Segala sesuatu pasti ada kekurangannya. Dalam hidup ini, ada hal-hal yang bisa kukendalikan dan ada yang tidak. Aku tidak bisa mengenalikan tempat aku akan lahir, di keluarga mana aku hidup, siapa ayahku, siapa ibuku, dan sebagainya. Namun ada hal yang bisa kukendalikan, yaitu reaksiku terhadap semua itu.
Aku mulai berpikir jernih. Ternyata selama ini aku memandang kedua orangtuaku hanya dengan kacamata materi. Aku tidak pernah memperhatikan aspek lainnya. Maka aku juga merasa berdosa terhadap mereka. Aku buta.
Aku hanya ingin semuanya tersedia. Aku tidak pernah mengerti bagaimana orangtuaku mengusahakannya untukku. Aku telah terenggut tiga godaan utama manusia, yaitu dunia, daging, dan setan. Aku telah menolak realitas yang diberikan Tuhan padaku untuk kuhadapi.
Aku juga disadarkan, aku terlalu mencintai dunia dan keinginan akan harta milik.

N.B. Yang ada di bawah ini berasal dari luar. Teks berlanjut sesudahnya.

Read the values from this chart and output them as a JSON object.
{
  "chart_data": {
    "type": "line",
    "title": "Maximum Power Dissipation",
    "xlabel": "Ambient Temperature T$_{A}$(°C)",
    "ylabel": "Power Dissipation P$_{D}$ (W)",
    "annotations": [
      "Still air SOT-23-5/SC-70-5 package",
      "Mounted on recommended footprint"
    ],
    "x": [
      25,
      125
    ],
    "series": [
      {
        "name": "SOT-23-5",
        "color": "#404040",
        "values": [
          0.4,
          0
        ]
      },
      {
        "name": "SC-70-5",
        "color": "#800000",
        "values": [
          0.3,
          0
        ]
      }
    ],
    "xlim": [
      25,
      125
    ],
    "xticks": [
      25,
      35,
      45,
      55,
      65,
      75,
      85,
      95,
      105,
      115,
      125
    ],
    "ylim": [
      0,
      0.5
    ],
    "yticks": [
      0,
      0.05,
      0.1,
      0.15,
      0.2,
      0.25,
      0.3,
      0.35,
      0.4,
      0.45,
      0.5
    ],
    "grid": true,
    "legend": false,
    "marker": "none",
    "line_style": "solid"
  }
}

Aku diperbudak dan terjerat oleh pandangan palsu. Akibatnya, karena tak dapat memilikinya aku menolak hidupku, bahkan orangtuaku.
Hingga suatu hari kurasakan ucapan-Nya, “Orang yang berbahagia adalah orang yang bersemangat miskin”. Kini aku melihat orangtuaku dengan cara lain. Ternyata perjuangan mereka bagiku begitu keras; bekerja untukku, mencukupi kebutuhan keluarga, walau sulit.
Aku tak pernah mau mengerti bahwa mereka selalu ingin membahagiakan diriku sampai tetesan keringat yang penghabisan.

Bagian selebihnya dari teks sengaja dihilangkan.